The drug dealer, who I've been passing on the streets of my townhouse complex for probably about ten years (save for an absence of a year or so when he mysteriously disappeared), was right. Save for my ever changing hair colors, neither of us really looks any different from how we looked when we first "met."

When we first walked past each other, the drug dealer and me, I was in my early to mid thirties. At the time, Griffin and I were closer than I knew a mother and son could be. Ever Friday we had an after-school coffee date that neither of us would miss for anything. One Friday, Griffin actually got in a fight (semi-fight?) with the singer of his band because he wouldn't miss coffee to go to practice. Those coffee dates lasted for years, maybe five of them, from middle school to early eleventh grade.

Coffee dates, of course, weren't the extent of our relationship; they just typified it. I used to barely get through teaching a class without a text from Griffin: memes, photos, song lyrics, random facts (are you aware a kangaroo has three vaginas, everyone?), trivial conversation. Griffin used to never leave me alone. We did makeovers and took walks and went out to eat. Once we even drove to Savannah on a whim to see the spot where they filmed one of his favorite movies, Forrest Gump. I protected him from his dad (even when, admittedly, he probably didn't need protecting), and he protected me from his dad, too.

I believe I even have a blog post where I write something akin to, Regarding Griffin, can I just say soulmate? Nothing else to see, move it along.

I'm thinking your inference skills are probably good enough to have realized by now that between me and Griffin, something's gone wrong. Two years ago, things started to change. Saying no to hanging out with Alex wasn't as desirable as saying no to practicing with his band, nor was bringing her along like we did in their beginning, and our coffee Friday dates stopped. That was really the start. In that time, our relationship has deteriorated hopefully not to beyond repair, but in truth I'm not so sure.

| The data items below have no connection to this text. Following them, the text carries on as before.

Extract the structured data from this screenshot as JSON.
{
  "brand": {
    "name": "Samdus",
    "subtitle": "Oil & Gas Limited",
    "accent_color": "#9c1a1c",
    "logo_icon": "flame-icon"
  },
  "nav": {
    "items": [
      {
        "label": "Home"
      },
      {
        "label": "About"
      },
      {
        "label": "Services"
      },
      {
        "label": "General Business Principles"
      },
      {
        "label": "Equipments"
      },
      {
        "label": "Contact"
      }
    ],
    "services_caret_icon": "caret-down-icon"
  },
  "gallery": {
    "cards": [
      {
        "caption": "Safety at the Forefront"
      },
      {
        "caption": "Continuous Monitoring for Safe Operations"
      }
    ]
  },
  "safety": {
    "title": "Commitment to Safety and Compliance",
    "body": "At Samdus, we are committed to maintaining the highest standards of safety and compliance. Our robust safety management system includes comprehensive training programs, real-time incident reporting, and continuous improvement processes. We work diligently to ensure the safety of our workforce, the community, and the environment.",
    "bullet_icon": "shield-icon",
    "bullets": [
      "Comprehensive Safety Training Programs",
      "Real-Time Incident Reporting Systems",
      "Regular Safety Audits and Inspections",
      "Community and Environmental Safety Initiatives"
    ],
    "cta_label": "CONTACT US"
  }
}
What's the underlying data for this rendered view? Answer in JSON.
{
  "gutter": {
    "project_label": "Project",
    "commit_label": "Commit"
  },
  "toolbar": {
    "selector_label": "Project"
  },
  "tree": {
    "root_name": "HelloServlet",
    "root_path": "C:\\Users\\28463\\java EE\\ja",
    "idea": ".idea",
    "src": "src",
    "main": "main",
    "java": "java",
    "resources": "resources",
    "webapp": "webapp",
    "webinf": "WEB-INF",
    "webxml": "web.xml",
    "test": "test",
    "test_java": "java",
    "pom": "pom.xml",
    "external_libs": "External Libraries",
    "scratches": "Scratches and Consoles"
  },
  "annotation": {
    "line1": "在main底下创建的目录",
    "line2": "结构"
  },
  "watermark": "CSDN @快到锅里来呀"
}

I won't go into all the details, not for the sake of privacy or propriety because we all know I care for neither of those things but for the sake of space. There are just so many details, and in the end, do they matter at all? We're both to blame in different ways (in addition to quite a bit of help from some outside forces, and far be it for me to be one to name names, but if yours either starts and ends with an A and has an X in the middle and you used to have pink hair but now maybe sport a faded shade of blue or you're someone who runs a couple thousands miles a year or at least you used to, I happen to be talking about you).

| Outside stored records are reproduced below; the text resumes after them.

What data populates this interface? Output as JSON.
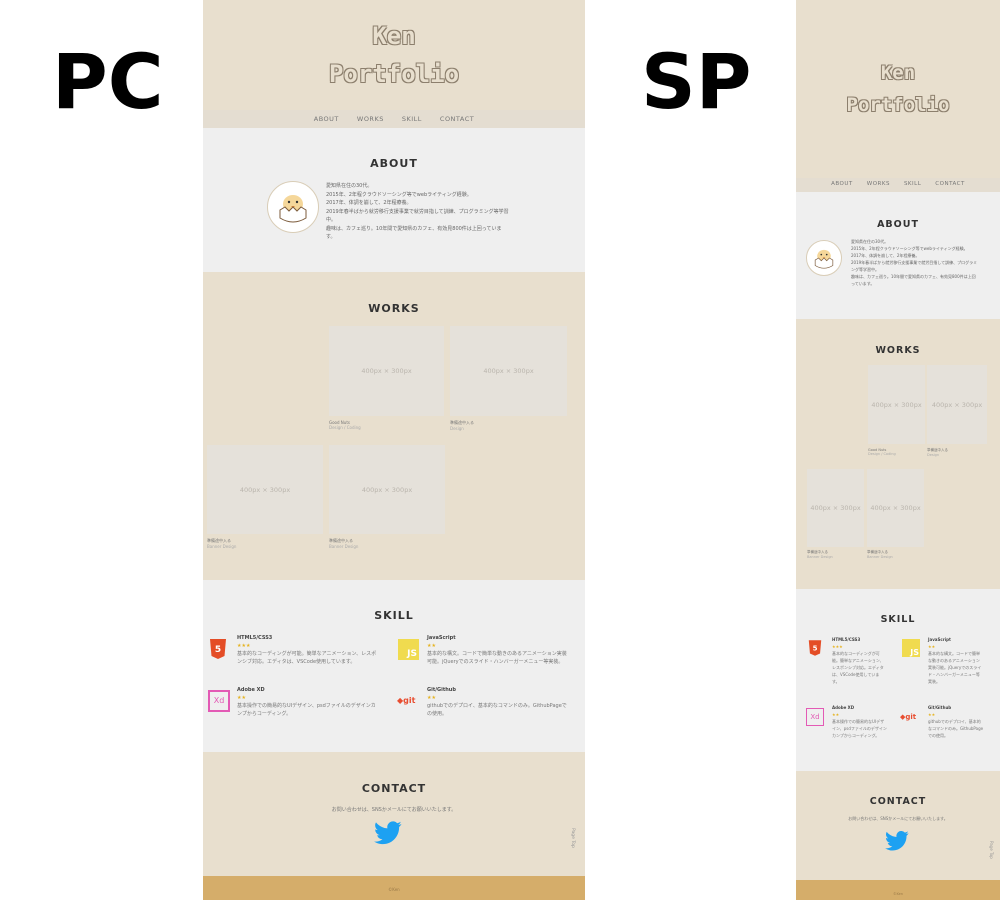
{
  "labels": {
    "pc": "PC",
    "sp": "SP"
  },
  "hero": {
    "line1": "Ken",
    "line2": "Portfolio"
  },
  "nav": {
    "about": "ABOUT",
    "works": "WORKS",
    "skill": "SKILL",
    "contact": "CONTACT"
  },
  "about": {
    "heading": "ABOUT",
    "avatar_label": "Ken@ポートフォリオ",
    "lines_pc": [
      "愛知県在住の30代。",
      "2015年、2年程クラウドソーシング等でwebライティング経験。",
      "2017年、体調を崩して、2年程療養。",
      "2019年春半ばから就労移行支援事業で就労目指して訓練、プログラミング等学習",
      "中。",
      "趣味は、カフェ巡り。10年間で愛知県のカフェ、有効見800件は上回っていま",
      "す。"
    ],
    "lines_sp": [
      "愛知県在住の30代。",
      "2015年、2年程クラウドソーシング等でwebライティング経験。",
      "2017年、体調を崩して、2年程療養。",
      "2019年春半ばから就労移行支援事業で就労目指して訓練、プログラミ",
      "ング等学習中。",
      "趣味は、カフェ巡り。10年間で愛知県のカフェ、有効見800件は上回",
      "っています。"
    ]
  },
  "works": {
    "heading": "WORKS",
    "placeholder": "400px × 300px",
    "items": [
      {
        "title": "Good Nuts",
        "sub": "Design / Coding"
      },
      {
        "title": "準備途中入る",
        "sub": "Design"
      },
      {
        "title": "準備途中入る",
        "sub": "Banner Design"
      },
      {
        "title": "準備途中入る",
        "sub": "Banner Design"
      }
    ]
  },
  "skill": {
    "heading": "SKILL",
    "items": [
      {
        "name": "HTML5/CSS3",
        "stars": "★★★",
        "icon": "html5-icon",
        "color": "#e44d26",
        "desc_pc": [
          "基本的なコーディングが可能。簡単なアニメーション、レスポ",
          "ンシブ対応。エディタは、VSCode使用しています。"
        ],
        "desc_sp": [
          "基本的なコーディングが可",
          "能。簡単なアニメーション、",
          "レスポンシブ対応。エディタ",
          "は、VSCode使用していま",
          "す。"
        ]
      },
      {
        "name": "JavaScript",
        "stars": "★★",
        "icon": "js-icon",
        "color": "#f0db4f",
        "desc_pc": [
          "基本的な構文。コードで簡単な動きのあるアニメーション実装",
          "可能。jQueryでのスライド・ハンバーガーメニュー等実装。"
        ],
        "desc_sp": [
          "基本的な構文。コードで簡単",
          "な動きのあるアニメーション",
          "実装可能。jQueryでのスライ",
          "ド・ハンバーガーメニュー等",
          "実装。"
        ]
      },
      {
        "name": "Adobe XD",
        "stars": "★★",
        "icon": "xd-icon",
        "color": "#e35ab5",
        "desc_pc": [
          "基本操作での簡易的なUIデザイン、psdファイルのデザインカ",
          "ンプからコーディング。"
        ],
        "desc_sp": [
          "基本操作での簡易的なUIデザ",
          "イン、psdファイルのデザイン",
          "カンプからコーディング。"
        ]
      },
      {
        "name": "Git/Github",
        "stars": "★★",
        "icon": "git-icon",
        "color": "#e84e31",
        "desc_pc": [
          "githubでのデプロイ、基本的なコマンドのみ。GithubPageで",
          "の使用。"
        ],
        "desc_sp": [
          "githubでのデプロイ、基本的",
          "なコマンドのみ。GithubPage",
          "での使用。"
        ]
      }
    ]
  },
  "contact": {
    "heading": "CONTACT",
    "text": "お問い合わせは、SNSかメールにてお願いいたします。"
  },
  "footer": {
    "copyright": "©Ken",
    "pagetop": "Page Top"
  },
  "colors": {
    "beige": "#e8dfce",
    "gray": "#efefef",
    "footer": "#d5ad6a",
    "twitter": "#1da1f2"
  }
}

Tonight when I pulled up a few hours and one day after a fight during which, among other things, shampoo was squirted all over the bathroom and the hallway; posters were taken off of communal walls; toiletries were hidden in a car; someone was forcefully chest bumped, grabbed by the wrist, and thrown into the hallway in addition to being called one of two emotionally abusive and horrible parents, a fucking idiot, and insane; and another person was called trash and his ex-girlfriend called a whore, I saw a box peeking over the wall in front of my house. Upon walking up, I saw a crate full of records, a guitar, a record player, and other things that escape me now.

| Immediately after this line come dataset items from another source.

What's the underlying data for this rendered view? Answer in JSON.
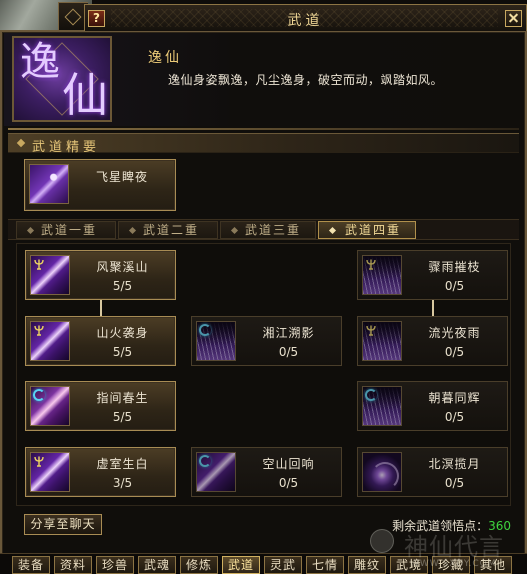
{
  "window": {
    "title": "武道",
    "help_label": "?"
  },
  "header": {
    "emblem": {
      "char_1": "逸",
      "char_2": "仙"
    },
    "name": "逸仙",
    "description": "逸仙身姿飘逸，凡尘逸身，破空而动，飒踏如风。"
  },
  "essence": {
    "section_title": "武道精要",
    "skill": {
      "name": "飞星睥夜",
      "icon": "flying-figure-icon"
    }
  },
  "tabs": [
    {
      "label": "武道一重",
      "active": false
    },
    {
      "label": "武道二重",
      "active": false
    },
    {
      "label": "武道三重",
      "active": false
    },
    {
      "label": "武道四重",
      "active": true
    }
  ],
  "tree": {
    "rows": [
      [
        {
          "name": "风聚溪山",
          "level": "5/5",
          "learned": true,
          "icon": "sword-slash-icon",
          "badge": "trident-badge-icon"
        },
        null,
        {
          "name": "骤雨摧枝",
          "level": "0/5",
          "learned": false,
          "icon": "rain-streak-icon",
          "badge": "trident-badge-icon"
        }
      ],
      [
        {
          "name": "山火袭身",
          "level": "5/5",
          "learned": true,
          "icon": "sword-slash-icon",
          "badge": "trident-badge-icon"
        },
        {
          "name": "湘江溯影",
          "level": "0/5",
          "learned": false,
          "icon": "wave-streak-icon",
          "badge": "moon-badge-icon"
        },
        {
          "name": "流光夜雨",
          "level": "0/5",
          "learned": false,
          "icon": "rain-streak-icon",
          "badge": "trident-badge-icon"
        }
      ],
      [
        {
          "name": "指间春生",
          "level": "5/5",
          "learned": true,
          "icon": "sword-slash-icon",
          "badge": "moon-badge-icon"
        },
        null,
        {
          "name": "朝暮同辉",
          "level": "0/5",
          "learned": false,
          "icon": "wave-streak-icon",
          "badge": "moon-badge-icon"
        }
      ],
      [
        {
          "name": "虚室生白",
          "level": "3/5",
          "learned": true,
          "icon": "sword-slash-icon",
          "badge": "trident-badge-icon"
        },
        {
          "name": "空山回响",
          "level": "0/5",
          "learned": false,
          "icon": "sword-slash-icon",
          "badge": "moon-badge-icon"
        },
        {
          "name": "北溟揽月",
          "level": "0/5",
          "learned": false,
          "icon": "swirl-moon-icon"
        }
      ]
    ]
  },
  "footer": {
    "share_button": "分享至聊天",
    "points_label": "剩余武道领悟点：",
    "points_value": "360"
  },
  "bottom_tabs": [
    {
      "label": "装备",
      "active": false
    },
    {
      "label": "资料",
      "active": false
    },
    {
      "label": "珍兽",
      "active": false
    },
    {
      "label": "武魂",
      "active": false
    },
    {
      "label": "修炼",
      "active": false
    },
    {
      "label": "武道",
      "active": true
    },
    {
      "label": "灵武",
      "active": false
    },
    {
      "label": "七情",
      "active": false
    },
    {
      "label": "雕纹",
      "active": false
    },
    {
      "label": "武境",
      "active": false
    },
    {
      "label": "珍藏",
      "active": false
    },
    {
      "label": "其他",
      "active": false
    }
  ],
  "watermark": {
    "logo_text": "神仙代言",
    "url": "WWW.SXDY.COM"
  },
  "colors": {
    "gold_text": "#eccb78",
    "frame_gold": "#8c7444",
    "panel_bg": "#100e0b",
    "skill_purple": "#6a28b0",
    "points_green": "#3ed33e",
    "moon_badge_cyan": "#58d4f4"
  }
}
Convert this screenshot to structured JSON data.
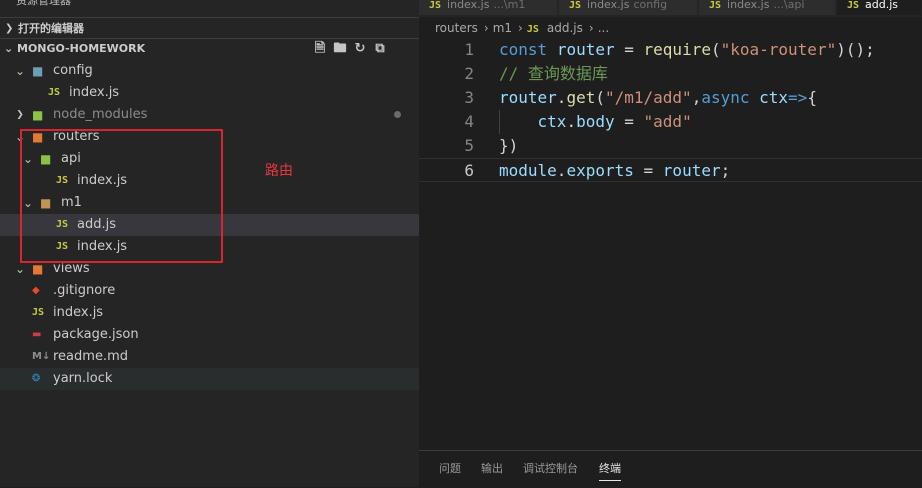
{
  "sidebar": {
    "explorer_title": "资源管理器",
    "open_editors_label": "打开的编辑器",
    "project_label": "MONGO-HOMEWORK",
    "tree": [
      {
        "label": "config",
        "type": "folder-open",
        "depth": 1
      },
      {
        "label": "index.js",
        "type": "js",
        "depth": 2
      },
      {
        "label": "node_modules",
        "type": "folder",
        "depth": 1
      },
      {
        "label": "routers",
        "type": "folder-open",
        "depth": 1
      },
      {
        "label": "api",
        "type": "folder-open",
        "depth": 2
      },
      {
        "label": "index.js",
        "type": "js",
        "depth": 3
      },
      {
        "label": "m1",
        "type": "folder-open",
        "depth": 2
      },
      {
        "label": "add.js",
        "type": "js",
        "depth": 3
      },
      {
        "label": "index.js",
        "type": "js",
        "depth": 3
      },
      {
        "label": "views",
        "type": "folder-open",
        "depth": 1
      },
      {
        "label": ".gitignore",
        "type": "git",
        "depth": 1
      },
      {
        "label": "index.js",
        "type": "js",
        "depth": 1
      },
      {
        "label": "package.json",
        "type": "json",
        "depth": 1
      },
      {
        "label": "readme.md",
        "type": "md",
        "depth": 1
      },
      {
        "label": "yarn.lock",
        "type": "yarn",
        "depth": 1
      }
    ],
    "js_icon_text": "JS"
  },
  "tabs": [
    {
      "name": "index.js",
      "hint": "...\\m1"
    },
    {
      "name": "index.js",
      "hint": "config"
    },
    {
      "name": "index.js",
      "hint": "...\\api"
    },
    {
      "name": "add.js",
      "hint": ""
    }
  ],
  "breadcrumb": {
    "parts": [
      "routers",
      "m1",
      "add.js",
      "..."
    ],
    "sep": "›"
  },
  "editor": {
    "line_numbers": [
      "1",
      "2",
      "3",
      "4",
      "5",
      "6"
    ],
    "lines": [
      "const router = require(\"koa-router\")();",
      "// 查询数据库",
      "router.get(\"/m1/add\",async ctx=>{",
      "    ctx.body = \"add\"",
      "})",
      "module.exports = router;"
    ]
  },
  "panel": {
    "tabs": [
      "问题",
      "输出",
      "调试控制台",
      "终端"
    ],
    "active": "终端"
  },
  "annotation": {
    "label": "路由"
  }
}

Even though I knew, I had to ask when I opened the door. What's going on? 

I'm gonna go stay at my Dad's house.

I was afraid of the answer, so afraid of the answer, I didn't want to ask, didn't want to know:

Forever? 

He didn't know.

***

That friendly neighborhood drug dealer thinks I look the same because he can only see me on the outside. If he could see me on the inside, he'd know I don't look the same at all.